Metallic carbon nanotube quantum dots with broken symmetries as a platform for tunable terahertz detection
Generating and detecting radiation in the technologically relevant range of the so-called terahertz gap (0.1–10 THz) is challenging because of a lack of efficient sources and detectors. Quantum dots in carbon nanotubes have shown great potential to build sensitive terahertz detectors, usually based on photon-assisted tunneling. A recently reported mechanism combining resonant quantum dot transitions and tunneling barrier asymmetries results in a narrow linewidth photocurrent response with a large signal-to-noise ratio under weak THz radiation. That device was sensitive to one frequency, corresponding to transitions between equidistant quantized states.

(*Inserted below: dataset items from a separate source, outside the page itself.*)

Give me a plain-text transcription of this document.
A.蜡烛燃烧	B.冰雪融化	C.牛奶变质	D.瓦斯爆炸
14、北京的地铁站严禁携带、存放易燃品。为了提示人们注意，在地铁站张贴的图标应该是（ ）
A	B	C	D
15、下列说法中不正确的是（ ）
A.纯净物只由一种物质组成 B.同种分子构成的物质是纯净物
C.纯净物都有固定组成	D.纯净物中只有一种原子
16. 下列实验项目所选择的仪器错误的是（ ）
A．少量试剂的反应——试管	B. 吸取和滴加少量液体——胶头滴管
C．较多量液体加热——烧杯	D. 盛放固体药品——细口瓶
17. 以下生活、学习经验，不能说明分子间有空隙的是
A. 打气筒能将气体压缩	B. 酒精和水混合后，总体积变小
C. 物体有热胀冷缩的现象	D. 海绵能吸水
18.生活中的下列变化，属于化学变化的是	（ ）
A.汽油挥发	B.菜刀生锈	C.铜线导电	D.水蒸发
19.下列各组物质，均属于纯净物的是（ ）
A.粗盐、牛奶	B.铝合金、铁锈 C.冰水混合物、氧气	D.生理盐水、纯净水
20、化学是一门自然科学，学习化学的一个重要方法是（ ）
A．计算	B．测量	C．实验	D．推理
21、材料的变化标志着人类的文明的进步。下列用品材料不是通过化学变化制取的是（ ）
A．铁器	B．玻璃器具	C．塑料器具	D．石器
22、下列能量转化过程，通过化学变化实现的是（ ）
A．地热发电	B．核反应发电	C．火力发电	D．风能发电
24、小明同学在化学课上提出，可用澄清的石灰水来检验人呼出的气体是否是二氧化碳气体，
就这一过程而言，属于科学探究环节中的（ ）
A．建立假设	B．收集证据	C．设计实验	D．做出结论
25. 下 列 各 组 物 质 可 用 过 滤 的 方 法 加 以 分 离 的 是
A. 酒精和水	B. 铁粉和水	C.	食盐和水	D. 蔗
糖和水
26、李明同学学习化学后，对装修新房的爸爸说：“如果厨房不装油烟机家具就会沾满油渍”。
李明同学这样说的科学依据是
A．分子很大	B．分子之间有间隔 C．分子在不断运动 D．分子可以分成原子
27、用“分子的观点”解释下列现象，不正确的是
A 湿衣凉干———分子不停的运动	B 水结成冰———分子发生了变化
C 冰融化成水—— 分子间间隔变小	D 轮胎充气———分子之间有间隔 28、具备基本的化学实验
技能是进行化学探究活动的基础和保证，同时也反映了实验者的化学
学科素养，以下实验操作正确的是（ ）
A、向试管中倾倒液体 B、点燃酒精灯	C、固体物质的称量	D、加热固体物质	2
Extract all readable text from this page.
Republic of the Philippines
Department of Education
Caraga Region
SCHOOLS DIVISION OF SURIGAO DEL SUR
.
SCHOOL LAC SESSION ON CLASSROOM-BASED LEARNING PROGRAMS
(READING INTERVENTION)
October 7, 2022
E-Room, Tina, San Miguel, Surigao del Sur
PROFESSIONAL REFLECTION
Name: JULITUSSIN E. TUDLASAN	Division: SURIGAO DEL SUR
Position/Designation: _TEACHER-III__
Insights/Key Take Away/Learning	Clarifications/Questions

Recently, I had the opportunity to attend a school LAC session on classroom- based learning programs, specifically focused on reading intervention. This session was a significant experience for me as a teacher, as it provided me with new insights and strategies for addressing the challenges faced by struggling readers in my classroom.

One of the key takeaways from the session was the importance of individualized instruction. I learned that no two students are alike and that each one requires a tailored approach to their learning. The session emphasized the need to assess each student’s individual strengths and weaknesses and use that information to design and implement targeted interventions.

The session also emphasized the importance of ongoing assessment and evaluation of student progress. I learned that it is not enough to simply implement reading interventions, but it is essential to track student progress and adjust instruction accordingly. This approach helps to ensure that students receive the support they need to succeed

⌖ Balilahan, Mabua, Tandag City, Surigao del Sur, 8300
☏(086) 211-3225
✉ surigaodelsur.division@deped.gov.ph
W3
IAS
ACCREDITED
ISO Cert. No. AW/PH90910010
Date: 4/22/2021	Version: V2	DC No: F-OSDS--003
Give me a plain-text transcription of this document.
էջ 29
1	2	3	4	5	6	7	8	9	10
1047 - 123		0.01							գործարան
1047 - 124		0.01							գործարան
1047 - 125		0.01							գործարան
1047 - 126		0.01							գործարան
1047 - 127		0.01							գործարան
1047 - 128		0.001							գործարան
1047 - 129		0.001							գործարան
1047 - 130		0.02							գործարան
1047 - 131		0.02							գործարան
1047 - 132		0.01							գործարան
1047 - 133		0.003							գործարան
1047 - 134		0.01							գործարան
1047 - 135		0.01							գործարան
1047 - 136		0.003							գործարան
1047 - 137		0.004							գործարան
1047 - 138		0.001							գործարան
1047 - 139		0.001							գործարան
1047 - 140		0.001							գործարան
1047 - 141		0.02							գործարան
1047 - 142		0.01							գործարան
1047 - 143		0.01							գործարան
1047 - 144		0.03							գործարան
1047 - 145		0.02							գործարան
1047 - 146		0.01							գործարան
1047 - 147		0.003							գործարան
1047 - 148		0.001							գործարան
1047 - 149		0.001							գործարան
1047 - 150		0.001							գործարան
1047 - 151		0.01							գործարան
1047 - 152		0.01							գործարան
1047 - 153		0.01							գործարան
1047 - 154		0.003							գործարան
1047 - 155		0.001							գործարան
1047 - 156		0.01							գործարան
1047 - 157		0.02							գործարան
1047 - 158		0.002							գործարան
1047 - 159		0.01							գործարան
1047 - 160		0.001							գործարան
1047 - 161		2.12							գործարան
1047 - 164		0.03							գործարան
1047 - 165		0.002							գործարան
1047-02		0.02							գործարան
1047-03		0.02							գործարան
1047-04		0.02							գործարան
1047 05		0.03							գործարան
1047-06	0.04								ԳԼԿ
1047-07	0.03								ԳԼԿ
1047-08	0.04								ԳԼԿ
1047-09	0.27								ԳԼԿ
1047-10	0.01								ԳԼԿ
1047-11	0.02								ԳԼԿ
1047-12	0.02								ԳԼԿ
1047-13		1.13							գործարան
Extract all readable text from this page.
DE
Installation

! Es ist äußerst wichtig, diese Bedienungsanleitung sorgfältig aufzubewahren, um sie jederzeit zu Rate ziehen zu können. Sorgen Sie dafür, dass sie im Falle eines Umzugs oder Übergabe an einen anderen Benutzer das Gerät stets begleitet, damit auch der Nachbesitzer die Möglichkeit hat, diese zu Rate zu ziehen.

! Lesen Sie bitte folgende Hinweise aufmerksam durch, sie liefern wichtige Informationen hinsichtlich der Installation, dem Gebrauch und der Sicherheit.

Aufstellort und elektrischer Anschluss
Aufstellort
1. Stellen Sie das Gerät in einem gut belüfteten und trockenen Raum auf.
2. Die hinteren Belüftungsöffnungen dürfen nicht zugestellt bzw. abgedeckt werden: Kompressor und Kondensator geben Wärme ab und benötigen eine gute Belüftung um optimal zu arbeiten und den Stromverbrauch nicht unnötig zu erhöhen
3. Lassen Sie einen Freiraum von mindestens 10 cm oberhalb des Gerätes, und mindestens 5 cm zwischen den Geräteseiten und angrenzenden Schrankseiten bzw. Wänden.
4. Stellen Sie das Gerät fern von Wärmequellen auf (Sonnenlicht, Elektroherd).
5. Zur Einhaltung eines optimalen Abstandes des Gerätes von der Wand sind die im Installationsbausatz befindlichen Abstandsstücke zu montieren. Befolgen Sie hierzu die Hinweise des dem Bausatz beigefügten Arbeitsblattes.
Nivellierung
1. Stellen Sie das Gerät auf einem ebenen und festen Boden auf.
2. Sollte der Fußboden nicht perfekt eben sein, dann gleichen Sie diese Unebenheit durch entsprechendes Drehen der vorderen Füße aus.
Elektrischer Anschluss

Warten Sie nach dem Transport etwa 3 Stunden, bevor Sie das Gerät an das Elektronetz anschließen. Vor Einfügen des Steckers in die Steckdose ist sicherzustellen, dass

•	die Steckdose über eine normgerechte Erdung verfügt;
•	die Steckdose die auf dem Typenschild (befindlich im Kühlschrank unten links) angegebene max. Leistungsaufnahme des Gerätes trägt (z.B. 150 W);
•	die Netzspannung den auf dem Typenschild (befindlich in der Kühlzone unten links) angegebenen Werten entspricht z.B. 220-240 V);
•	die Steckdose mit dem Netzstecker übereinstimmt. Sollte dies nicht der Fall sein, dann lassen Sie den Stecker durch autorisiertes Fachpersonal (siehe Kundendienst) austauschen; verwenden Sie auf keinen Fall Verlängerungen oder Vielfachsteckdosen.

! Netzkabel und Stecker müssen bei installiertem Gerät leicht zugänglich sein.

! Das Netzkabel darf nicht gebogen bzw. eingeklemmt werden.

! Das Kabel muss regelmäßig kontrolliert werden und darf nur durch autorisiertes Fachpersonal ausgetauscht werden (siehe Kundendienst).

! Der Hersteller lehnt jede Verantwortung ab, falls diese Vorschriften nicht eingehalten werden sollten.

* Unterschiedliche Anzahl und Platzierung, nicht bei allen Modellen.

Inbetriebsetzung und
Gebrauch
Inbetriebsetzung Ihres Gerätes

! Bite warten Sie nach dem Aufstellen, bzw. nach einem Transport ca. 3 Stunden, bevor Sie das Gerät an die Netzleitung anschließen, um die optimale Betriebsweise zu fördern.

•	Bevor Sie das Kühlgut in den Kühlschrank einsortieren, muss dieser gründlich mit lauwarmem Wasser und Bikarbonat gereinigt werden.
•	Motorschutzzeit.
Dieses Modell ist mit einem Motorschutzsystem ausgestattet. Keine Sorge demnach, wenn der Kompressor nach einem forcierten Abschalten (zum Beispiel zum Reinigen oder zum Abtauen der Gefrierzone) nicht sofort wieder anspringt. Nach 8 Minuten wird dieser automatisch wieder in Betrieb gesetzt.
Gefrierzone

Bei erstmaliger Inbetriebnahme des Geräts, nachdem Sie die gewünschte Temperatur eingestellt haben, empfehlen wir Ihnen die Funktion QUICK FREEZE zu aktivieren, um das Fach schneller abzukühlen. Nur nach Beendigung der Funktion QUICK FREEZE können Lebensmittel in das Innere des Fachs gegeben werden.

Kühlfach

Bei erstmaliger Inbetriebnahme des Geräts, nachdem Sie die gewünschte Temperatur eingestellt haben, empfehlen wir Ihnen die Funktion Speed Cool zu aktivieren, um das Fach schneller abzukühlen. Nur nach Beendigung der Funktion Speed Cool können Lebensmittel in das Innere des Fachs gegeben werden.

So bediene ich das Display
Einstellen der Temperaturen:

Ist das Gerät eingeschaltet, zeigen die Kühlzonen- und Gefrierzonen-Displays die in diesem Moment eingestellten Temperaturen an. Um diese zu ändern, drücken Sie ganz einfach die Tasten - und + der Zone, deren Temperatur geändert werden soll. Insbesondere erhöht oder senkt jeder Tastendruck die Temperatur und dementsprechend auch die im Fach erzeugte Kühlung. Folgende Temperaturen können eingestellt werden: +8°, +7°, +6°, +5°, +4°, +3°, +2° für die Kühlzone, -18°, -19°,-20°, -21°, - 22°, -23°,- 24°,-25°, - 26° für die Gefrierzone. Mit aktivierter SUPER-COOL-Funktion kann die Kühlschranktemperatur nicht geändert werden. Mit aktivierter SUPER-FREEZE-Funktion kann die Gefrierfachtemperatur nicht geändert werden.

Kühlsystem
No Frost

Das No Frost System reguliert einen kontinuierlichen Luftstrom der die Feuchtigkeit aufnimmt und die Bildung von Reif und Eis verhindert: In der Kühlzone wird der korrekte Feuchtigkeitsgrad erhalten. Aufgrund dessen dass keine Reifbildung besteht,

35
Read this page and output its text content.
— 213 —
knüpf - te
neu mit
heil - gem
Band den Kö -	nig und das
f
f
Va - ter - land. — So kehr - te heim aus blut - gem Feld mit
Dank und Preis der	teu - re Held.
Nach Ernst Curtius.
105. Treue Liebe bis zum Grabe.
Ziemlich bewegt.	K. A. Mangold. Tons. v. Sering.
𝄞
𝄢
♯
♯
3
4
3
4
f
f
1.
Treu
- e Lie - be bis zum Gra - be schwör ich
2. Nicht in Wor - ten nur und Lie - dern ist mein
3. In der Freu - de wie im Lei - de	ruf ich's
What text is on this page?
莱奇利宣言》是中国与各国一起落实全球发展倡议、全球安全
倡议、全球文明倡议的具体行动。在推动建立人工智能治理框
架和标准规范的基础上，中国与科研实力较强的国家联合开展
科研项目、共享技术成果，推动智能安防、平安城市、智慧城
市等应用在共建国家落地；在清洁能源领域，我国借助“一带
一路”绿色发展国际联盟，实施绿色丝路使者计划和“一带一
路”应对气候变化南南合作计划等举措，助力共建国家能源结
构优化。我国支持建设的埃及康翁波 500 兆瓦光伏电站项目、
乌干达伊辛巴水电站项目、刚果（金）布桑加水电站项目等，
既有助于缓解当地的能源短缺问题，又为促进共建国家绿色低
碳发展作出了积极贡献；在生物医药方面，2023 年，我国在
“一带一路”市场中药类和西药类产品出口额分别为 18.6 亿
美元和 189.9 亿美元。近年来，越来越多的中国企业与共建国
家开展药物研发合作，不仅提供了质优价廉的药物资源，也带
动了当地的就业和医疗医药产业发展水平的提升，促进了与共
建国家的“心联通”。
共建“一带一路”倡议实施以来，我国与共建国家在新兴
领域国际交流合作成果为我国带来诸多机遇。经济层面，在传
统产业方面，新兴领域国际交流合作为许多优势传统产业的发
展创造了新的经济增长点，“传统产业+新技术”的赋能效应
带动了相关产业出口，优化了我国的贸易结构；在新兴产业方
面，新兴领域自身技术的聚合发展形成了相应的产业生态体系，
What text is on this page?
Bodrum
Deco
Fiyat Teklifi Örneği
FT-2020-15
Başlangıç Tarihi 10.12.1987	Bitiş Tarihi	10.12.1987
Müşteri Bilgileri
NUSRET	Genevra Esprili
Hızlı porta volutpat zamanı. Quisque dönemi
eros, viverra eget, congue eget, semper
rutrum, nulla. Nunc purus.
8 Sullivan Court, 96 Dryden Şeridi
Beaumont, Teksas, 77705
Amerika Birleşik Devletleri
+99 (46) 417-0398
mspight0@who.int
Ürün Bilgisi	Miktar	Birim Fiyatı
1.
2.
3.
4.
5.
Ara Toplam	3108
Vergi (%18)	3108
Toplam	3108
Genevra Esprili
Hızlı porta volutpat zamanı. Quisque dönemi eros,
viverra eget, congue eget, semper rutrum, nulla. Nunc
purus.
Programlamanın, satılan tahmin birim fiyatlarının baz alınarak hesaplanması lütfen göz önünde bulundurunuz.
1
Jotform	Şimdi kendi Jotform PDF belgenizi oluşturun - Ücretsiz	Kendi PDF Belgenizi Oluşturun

In this work, using numerical simulations together with scanning tunneling spectroscopy studies of a defect-induced metallic zigzag single-walled carbon nanotube quantum dot, Buch et al. show that breaking simultaneously various symmetries in metallic nanotube quantum dots of arbitrary chirality strongly relaxes the selection rules in the electric dipole approximation and removes energy degeneracies. This leads to a richer set of allowed optical transitions spanning frequencies from 1 THz to several tens of THz, for a ∼10 nm quantum dot. Based on these findings, the group proposes a terahertz detector device based on a metallic single-walled carbon nanotube quantum dot defined by artificial defects. Depending on its length and contacts transparency, the operating regimes range from a high-resolution gate-tunable terahertz sensor to a broadband terahertz detector. Their calculations indicate that the device is largely unaffected by temperatures up to 100 K, making carbon nanotube quantum dots with broken symmetries a promising platform to design tunable terahertz detectors that could operate at liquid nitrogen temperatures.